Si le premier alinéa de l'article 15 prévoit que le contrat de franchise « peut être résilié par anticipation par l'une ou l'autre des parties en cas d'inexécution'», la résiliation anticipée implique en effet nécessairement, aux termes de l'alinéa 2 de cet article, une lettre de mise en demeure à la partie défaillante. Un courrier fut-il recommandé de la partie à l'origine d'une inexécution ne peut en conséquence justifier qu'il n'y soit pas fait application de cette formalité.
En troisième lieu, l'article 16.3 « restitution » stipule qu'à la fin du contrat, « le franchisé s'engage à restituer immédiatement au franchiseur le manuel de savoir-faire et toutes les instructions écrites, ainsi que le matériel promotionnel et les fournitures qui lui auront été remis ou qu'il aura fait éditer pour exploiter la franchise GIGAFIT ».
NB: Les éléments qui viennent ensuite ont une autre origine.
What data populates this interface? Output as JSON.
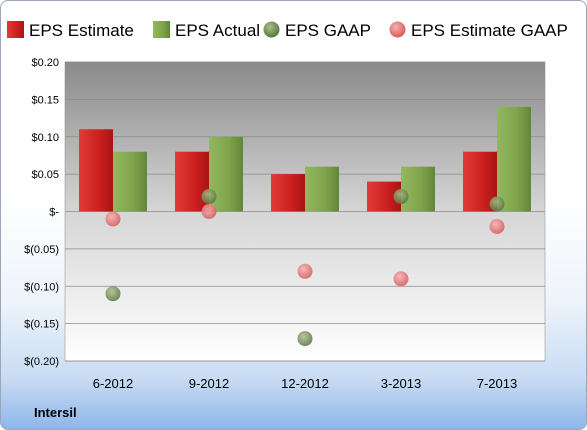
{
  "chart_data": {
    "type": "bar",
    "categories": [
      "6-2012",
      "9-2012",
      "12-2012",
      "3-2013",
      "7-2013"
    ],
    "series": [
      {
        "name": "EPS Estimate",
        "kind": "bar",
        "color": "#cc2020",
        "values": [
          0.11,
          0.08,
          0.05,
          0.04,
          0.08
        ]
      },
      {
        "name": "EPS Actual",
        "kind": "bar",
        "color": "#7ea34a",
        "values": [
          0.08,
          0.1,
          0.06,
          0.06,
          0.14
        ]
      },
      {
        "name": "EPS GAAP",
        "kind": "scatter",
        "color": "#6f8a4f",
        "values": [
          -0.11,
          0.02,
          -0.17,
          0.02,
          0.01
        ]
      },
      {
        "name": "EPS Estimate GAAP",
        "kind": "scatter",
        "color": "#e57373",
        "values": [
          -0.01,
          0.0,
          -0.08,
          -0.09,
          -0.02
        ]
      }
    ],
    "ylim": [
      -0.2,
      0.2
    ],
    "yticks": [
      {
        "value": 0.2,
        "label": "$0.20"
      },
      {
        "value": 0.15,
        "label": "$0.15"
      },
      {
        "value": 0.1,
        "label": "$0.10"
      },
      {
        "value": 0.05,
        "label": "$0.05"
      },
      {
        "value": 0.0,
        "label": "$-"
      },
      {
        "value": -0.05,
        "label": "$(0.05)"
      },
      {
        "value": -0.1,
        "label": "$(0.10)"
      },
      {
        "value": -0.15,
        "label": "$(0.15)"
      },
      {
        "value": -0.2,
        "label": "$(0.20)"
      }
    ],
    "grid": true,
    "legend_position": "top",
    "footer": "Intersil"
  }
}
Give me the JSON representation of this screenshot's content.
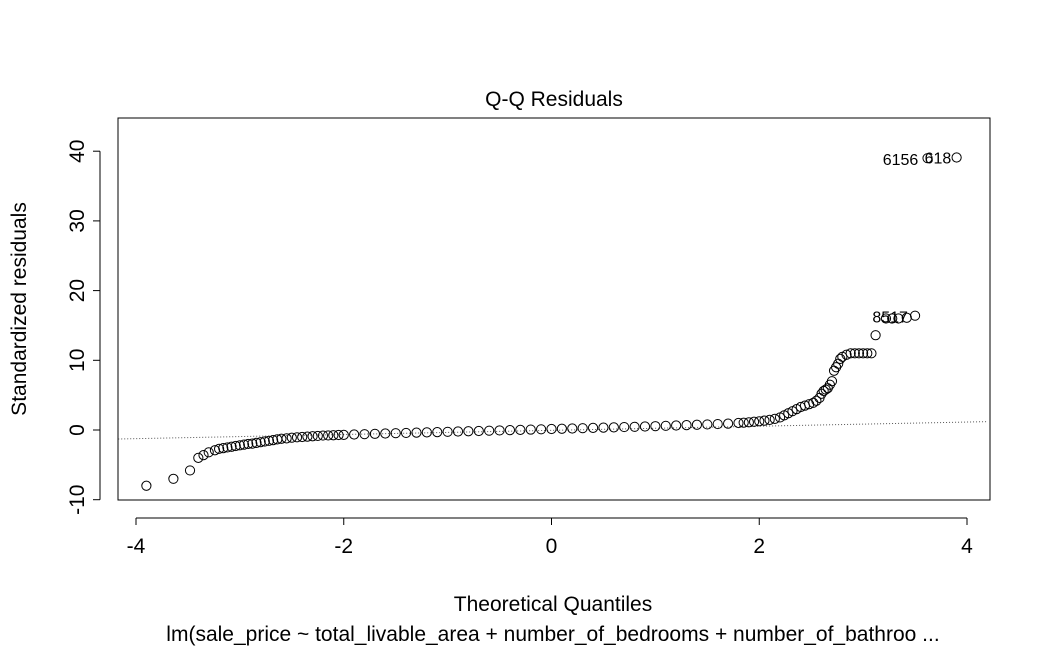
{
  "chart_data": {
    "type": "scatter",
    "title": "Q-Q Residuals",
    "xlabel": "Theoretical Quantiles",
    "ylabel": "Standardized residuals",
    "subtitle": "lm(sale_price ~ total_livable_area + number_of_bedrooms + number_of_bathroo ...",
    "xlim": [
      -4.2,
      4.2
    ],
    "ylim": [
      -10,
      45
    ],
    "x_ticks": [
      -4,
      -2,
      0,
      2,
      4
    ],
    "y_ticks": [
      -10,
      0,
      10,
      20,
      30,
      40
    ],
    "x_tick_labels": [
      "-4",
      "-2",
      "0",
      "2",
      "4"
    ],
    "y_tick_labels": [
      "-10",
      "0",
      "10",
      "20",
      "30",
      "40"
    ],
    "grid": false,
    "reference_line": {
      "style": "dotted",
      "from": [
        -4.2,
        -1.3
      ],
      "to": [
        4.2,
        1.2
      ]
    },
    "series": [
      {
        "marker": "open-circle",
        "x": [
          -3.9,
          -3.64,
          -3.48,
          -3.4,
          -3.35,
          -3.3,
          -3.24,
          -3.2,
          -3.16,
          -3.12,
          -3.08,
          -3.04,
          -3.0,
          -2.96,
          -2.92,
          -2.88,
          -2.84,
          -2.8,
          -2.76,
          -2.72,
          -2.68,
          -2.64,
          -2.6,
          -2.55,
          -2.5,
          -2.45,
          -2.4,
          -2.35,
          -2.3,
          -2.25,
          -2.2,
          -2.15,
          -2.1,
          -2.05,
          -2.0,
          -1.9,
          -1.8,
          -1.7,
          -1.6,
          -1.5,
          -1.4,
          -1.3,
          -1.2,
          -1.1,
          -1.0,
          -0.9,
          -0.8,
          -0.7,
          -0.6,
          -0.5,
          -0.4,
          -0.3,
          -0.2,
          -0.1,
          0.0,
          0.1,
          0.2,
          0.3,
          0.4,
          0.5,
          0.6,
          0.7,
          0.8,
          0.9,
          1.0,
          1.1,
          1.2,
          1.3,
          1.4,
          1.5,
          1.6,
          1.7,
          1.8,
          1.85,
          1.9,
          1.95,
          2.0,
          2.05,
          2.1,
          2.15,
          2.2,
          2.24,
          2.28,
          2.32,
          2.36,
          2.4,
          2.44,
          2.48,
          2.52,
          2.55,
          2.58,
          2.6,
          2.62,
          2.64,
          2.66,
          2.68,
          2.7,
          2.72,
          2.74,
          2.76,
          2.78,
          2.8,
          2.84,
          2.88,
          2.92,
          2.96,
          3.0,
          3.04,
          3.08,
          3.12,
          3.22,
          3.28,
          3.34,
          3.42,
          3.5,
          3.62,
          3.9
        ],
        "y": [
          -8.0,
          -7.0,
          -5.8,
          -4.0,
          -3.6,
          -3.2,
          -2.9,
          -2.7,
          -2.6,
          -2.5,
          -2.4,
          -2.3,
          -2.2,
          -2.1,
          -2.0,
          -1.95,
          -1.85,
          -1.75,
          -1.65,
          -1.55,
          -1.45,
          -1.35,
          -1.25,
          -1.2,
          -1.1,
          -1.05,
          -1.0,
          -0.95,
          -0.9,
          -0.85,
          -0.8,
          -0.78,
          -0.75,
          -0.72,
          -0.7,
          -0.65,
          -0.6,
          -0.55,
          -0.5,
          -0.46,
          -0.42,
          -0.38,
          -0.34,
          -0.3,
          -0.26,
          -0.22,
          -0.18,
          -0.14,
          -0.1,
          -0.06,
          -0.02,
          0.02,
          0.06,
          0.1,
          0.14,
          0.18,
          0.22,
          0.26,
          0.3,
          0.34,
          0.38,
          0.42,
          0.46,
          0.5,
          0.55,
          0.6,
          0.65,
          0.7,
          0.75,
          0.8,
          0.85,
          0.92,
          1.0,
          1.05,
          1.1,
          1.18,
          1.25,
          1.35,
          1.45,
          1.6,
          1.8,
          2.1,
          2.4,
          2.7,
          3.0,
          3.3,
          3.5,
          3.7,
          3.9,
          4.2,
          4.6,
          5.2,
          5.6,
          5.8,
          6.0,
          6.5,
          7.0,
          8.5,
          9.0,
          9.5,
          10.2,
          10.5,
          10.8,
          11.0,
          11.0,
          11.0,
          11.0,
          11.0,
          11.0,
          13.6,
          16.0,
          16.0,
          16.0,
          16.1,
          16.4,
          39.0,
          39.1
        ]
      }
    ],
    "annotations": [
      {
        "text": "6156",
        "x": 3.36,
        "y": 38.9
      },
      {
        "text": "618",
        "x": 3.72,
        "y": 39.1
      },
      {
        "text": "8517",
        "x": 3.26,
        "y": 16.3
      }
    ]
  }
}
Or Messieurs [X] et [G] ne contestent pas s'être abstenus de restituer au franchiseur la documentation reçue.
Il se déduit de ce qui précède que le jugement doit être confirmé en ce qu'il a débouté la société GIGAFIT Développement de sa demande au titre des redevances mensuelles impayées, et en ce qu'il a ordonné sous astreinte aux franchisés la restitution du manuel de savoir-faire, de l'ensemble des manuels opérationnels, de toutes les instructions, du matériel promotionnel et des fournitures pour exploiter la franchise GIGAFIT qui lui ont été remises.
Sur l'article 700 du code de procédure civile, les dépens et l'exécution provisoire.
Messieurs [X] et [G], qui succombent en toutes leurs prétentions, seront condamnés aux dépens d'appel.
Il serait inéquitable de laisser à la charge de la société GIGAFIT Développement les frais irrépétibles qu'elle a été contrainte d'exposer pour faire valoir ses droits en justice devant la Cour. Les appelants seront en conséquence condamnés à lui verser la somme de 3 000 euros sur le fondement de l'article 700 du code de procédure civile.
Le décret n° 2019-1333 du 11 décembre 2019 réformant la procédure civile ayant consacré le principe de l'exécution provisoire de plein droit des décisions de justice, la demande (au demeurant non spécifiquement motivée) d'infirmation relative à l'exécution provisoire ordonnée, est dépourvue de fondement.
PAR CES MOTIFS
La Cour,
Confirme le jugement du tribunal de commerce de Bobigny du 11 mai 2021 en toutes ses dispositions qui lui sont soumises,
Y ajoutant,
Condamne Messieurs [X] et [G] aux dépens d'appel ;
Condamne in solidum Messieurs [X] et [G] à verser à la société GIGAFIT Développement la somme de 3 000 euros par application de l'article 700 du code de procédure civile.